I looked at her over Johnny’s soft shoulder. Was my story that well known among the wedding party? It embarrassed me to think it might be. Did people say, “Gee, there goes Heather, who once had a man she loved leave her at the Paris airport?” Was that my legend at this wedding? I supposed it had to be for the woman to know my story. I imagined it was the capsule explanation: Oh, that woman next to Xavier Box, that’s Heather, her boyfriend was a friend of Raef’s, and he left her at the airport in Paris. It was a shorthand means of identification. There’s Raef’s uncle, and Constance’s cousin, and, oh, her, she’s the one who lost the boyfriend.

“Excuse me?” I asked.

“Oh, I know. It’s painful.
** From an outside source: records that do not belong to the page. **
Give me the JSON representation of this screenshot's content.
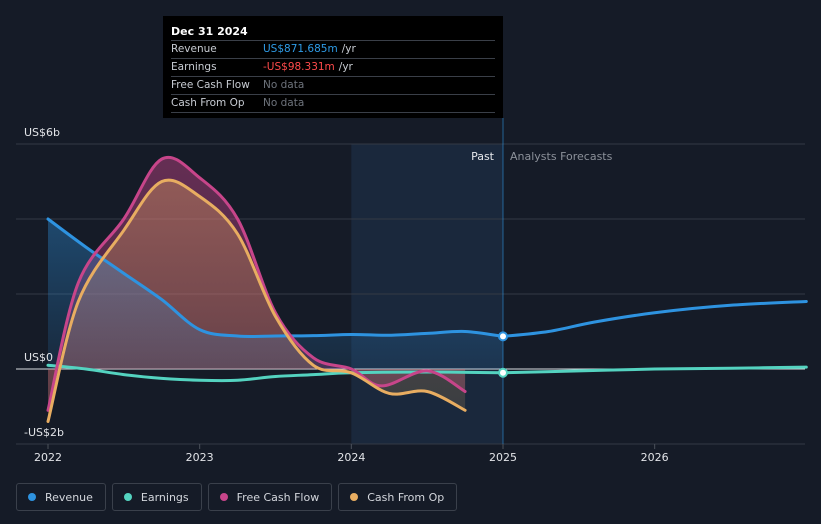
{
  "tooltip": {
    "date": "Dec 31 2024",
    "rows": [
      {
        "label": "Revenue",
        "value": "US$871.685m",
        "unit": "/yr"
      },
      {
        "label": "Earnings",
        "value": "-US$98.331m",
        "unit": "/yr"
      },
      {
        "label": "Free Cash Flow",
        "value": "No data",
        "unit": ""
      },
      {
        "label": "Cash From Op",
        "value": "No data",
        "unit": ""
      }
    ]
  },
  "legend": [
    {
      "label": "Revenue",
      "color": "#2e93e0"
    },
    {
      "label": "Earnings",
      "color": "#54d3c0"
    },
    {
      "label": "Free Cash Flow",
      "color": "#c7458a"
    },
    {
      "label": "Cash From Op",
      "color": "#e8ad61"
    }
  ],
  "chart_data": {
    "type": "line",
    "y_axis_labels": [
      "US$6b",
      "US$0",
      "-US$2b"
    ],
    "ylim": [
      -2,
      6
    ],
    "xlim": [
      2021.8,
      2027.0
    ],
    "x_tick_labels": [
      "2022",
      "2023",
      "2024",
      "2025",
      "2026"
    ],
    "x_ticks": [
      2022,
      2023,
      2024,
      2025,
      2026
    ],
    "past_label": "Past",
    "forecast_label": "Analysts Forecasts",
    "shade_start": 2024.0,
    "divider": 2025.0,
    "series": [
      {
        "name": "Revenue",
        "color": "#2e93e0",
        "points": [
          [
            2022.0,
            4.0
          ],
          [
            2022.25,
            3.25
          ],
          [
            2022.5,
            2.55
          ],
          [
            2022.75,
            1.85
          ],
          [
            2023.0,
            1.05
          ],
          [
            2023.25,
            0.88
          ],
          [
            2023.5,
            0.88
          ],
          [
            2023.75,
            0.89
          ],
          [
            2024.0,
            0.92
          ],
          [
            2024.25,
            0.9
          ],
          [
            2024.5,
            0.95
          ],
          [
            2024.75,
            1.0
          ],
          [
            2025.0,
            0.87
          ]
        ],
        "forecast": [
          [
            2025.0,
            0.87
          ],
          [
            2025.3,
            1.0
          ],
          [
            2025.6,
            1.25
          ],
          [
            2026.0,
            1.5
          ],
          [
            2026.5,
            1.7
          ],
          [
            2027.0,
            1.8
          ]
        ]
      },
      {
        "name": "Earnings",
        "color": "#54d3c0",
        "points": [
          [
            2022.0,
            0.1
          ],
          [
            2022.25,
            0.0
          ],
          [
            2022.5,
            -0.15
          ],
          [
            2022.75,
            -0.25
          ],
          [
            2023.0,
            -0.3
          ],
          [
            2023.25,
            -0.3
          ],
          [
            2023.5,
            -0.2
          ],
          [
            2023.75,
            -0.15
          ],
          [
            2024.0,
            -0.1
          ],
          [
            2024.5,
            -0.08
          ],
          [
            2025.0,
            -0.1
          ]
        ],
        "forecast": [
          [
            2025.0,
            -0.1
          ],
          [
            2025.5,
            -0.05
          ],
          [
            2026.0,
            0.0
          ],
          [
            2026.5,
            0.02
          ],
          [
            2027.0,
            0.05
          ]
        ]
      },
      {
        "name": "Free Cash Flow",
        "color": "#c7458a",
        "points": [
          [
            2022.0,
            -1.1
          ],
          [
            2022.2,
            2.3
          ],
          [
            2022.5,
            4.0
          ],
          [
            2022.75,
            5.6
          ],
          [
            2023.0,
            5.1
          ],
          [
            2023.25,
            4.0
          ],
          [
            2023.5,
            1.5
          ],
          [
            2023.75,
            0.3
          ],
          [
            2024.0,
            0.0
          ],
          [
            2024.2,
            -0.45
          ],
          [
            2024.5,
            -0.05
          ],
          [
            2024.75,
            -0.6
          ]
        ]
      },
      {
        "name": "Cash From Op",
        "color": "#e8ad61",
        "points": [
          [
            2022.0,
            -1.4
          ],
          [
            2022.2,
            1.8
          ],
          [
            2022.5,
            3.7
          ],
          [
            2022.75,
            5.0
          ],
          [
            2023.0,
            4.6
          ],
          [
            2023.25,
            3.6
          ],
          [
            2023.5,
            1.4
          ],
          [
            2023.75,
            0.1
          ],
          [
            2024.0,
            -0.1
          ],
          [
            2024.25,
            -0.65
          ],
          [
            2024.5,
            -0.6
          ],
          [
            2024.75,
            -1.1
          ]
        ]
      }
    ]
  }
}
Mine was a sailor. He took parties out to the Whitsunday Islands. Ran them over to the Great Barrier if they liked. Oh, he loved being at sea. I should have learned from that, of course, but I ignored it. Ever notice how women who see almost everything can ignore the biggest clues imaginable? It’s always baffled me.”

I held Johnny closer. I heard his breathing next to my ear.
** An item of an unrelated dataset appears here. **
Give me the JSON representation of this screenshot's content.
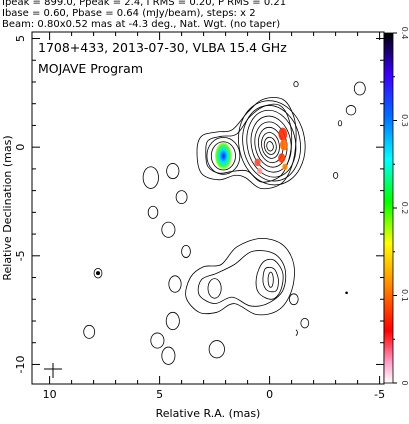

“People say you get over it, but you don’t. Not those kinds of men. They leave scars. I only mention it because I can’t talk about it to anyone else. It’s a taboo subject, you see? And I’m married. Happily so, honestly. But not a day goes by that I don’t think of my lost sailor.”

“I’m not sure—”

“I know, I know. It’s still raw. It will be for a long time, believe me. I actually felt sometimes as if I had been burned. It felt like my skin had to regrow around these horrible burns. I don’t mean that as a metaphor, either. It’s more painful than any metaphor could be. Great love inevitably carries with it great loss. That’s something I read. I’ve held it close to me ever since. I remind myself of it now and then. In our beginning is our end.”